Sunday, April 6, 2008

Increasing the Perceived Value of Employee Ownership, Bear Stearns, Employee Ownership and the Best Companies to Work For

The March 28, 2008 Employee Ownership Update is online and discusses the following:

  • Bear Stearns and Employee Ownership
  • Why Sharing Ownership Could Be More Painful to You then Valuable to Participants
  • Nominate Your Company for the Fortune 100 Best Companies to Work For List
  • Great Game of Business Conference April 30-May 2

The Update discusses the differences between behavioral economics and classical economics, and how a dollar given to employees in ownership has a lesser perceived value. It also suggests what a company can do to make ownership feel more real:

When a company grants a stock option that won't vest for several years, and, if it is a private company, has no specific way to become liquid, employees will discount the present value of the option by well over half of what an accountant would say the present value is. When employers set up an ESOP that also vests over time and does not pay out until some time after termination, employees may not see it as real money.

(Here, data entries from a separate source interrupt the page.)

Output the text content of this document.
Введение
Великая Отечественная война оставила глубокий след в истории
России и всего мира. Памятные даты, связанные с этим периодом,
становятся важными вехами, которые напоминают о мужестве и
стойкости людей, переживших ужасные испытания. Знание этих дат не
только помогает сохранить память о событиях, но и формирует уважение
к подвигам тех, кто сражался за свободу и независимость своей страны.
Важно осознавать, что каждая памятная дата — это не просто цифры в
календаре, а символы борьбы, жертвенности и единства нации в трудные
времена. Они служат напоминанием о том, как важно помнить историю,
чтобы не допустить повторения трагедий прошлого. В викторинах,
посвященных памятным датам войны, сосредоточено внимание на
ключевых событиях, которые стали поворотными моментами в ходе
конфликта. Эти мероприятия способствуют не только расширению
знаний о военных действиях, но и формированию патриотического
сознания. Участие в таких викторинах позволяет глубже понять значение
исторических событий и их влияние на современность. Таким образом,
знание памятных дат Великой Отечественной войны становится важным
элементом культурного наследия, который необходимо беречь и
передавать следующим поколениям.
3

So what can companies do? Part of the answer is to understand that people are not just being dense. They are just being people and probably responding in much the same way that business owners would if they were in a similar situation. Sharing ownership still can be a very valuable tool; just don't expect employees to view it the same way a someone who is sharing the ownership will. Second, spend a lot of time educating people about issues like the risk/reward ratio, the time value of money, and what kinds of guarantees are in place for their ownership to be liquid. Finally, get people who have benefited from you plan (or another plan if yours is too young) to come talk about what they did with the money, making the ownership more concrete.

The Update discusses Bear Stearns and employee ownership. As discussed in Countering Negative ESOP Coverage with the Facts, the Update reiterates that the Bear Stearns situation is different than Enron:

There is no way to know just know many other employees were defined as "key" or how much ownership they had, but it is safe to say few of these people will be in the situation of many Enron workers who were left unable to retire even in modest circumstances. So while the situation is indeed very painful for Bear Stearns employees, it is quite different from the numerous "stock-drop" problems that left workers with severely depleted 401(k) accounts.

As we discussed in 2008 Great Place to Work Trends – Employee Ownership and Workplace Flexibility, the Update notes that "Employee ownership companies again comprised over half the stock corporations on the Fortune 100 Best Companies to Work For list."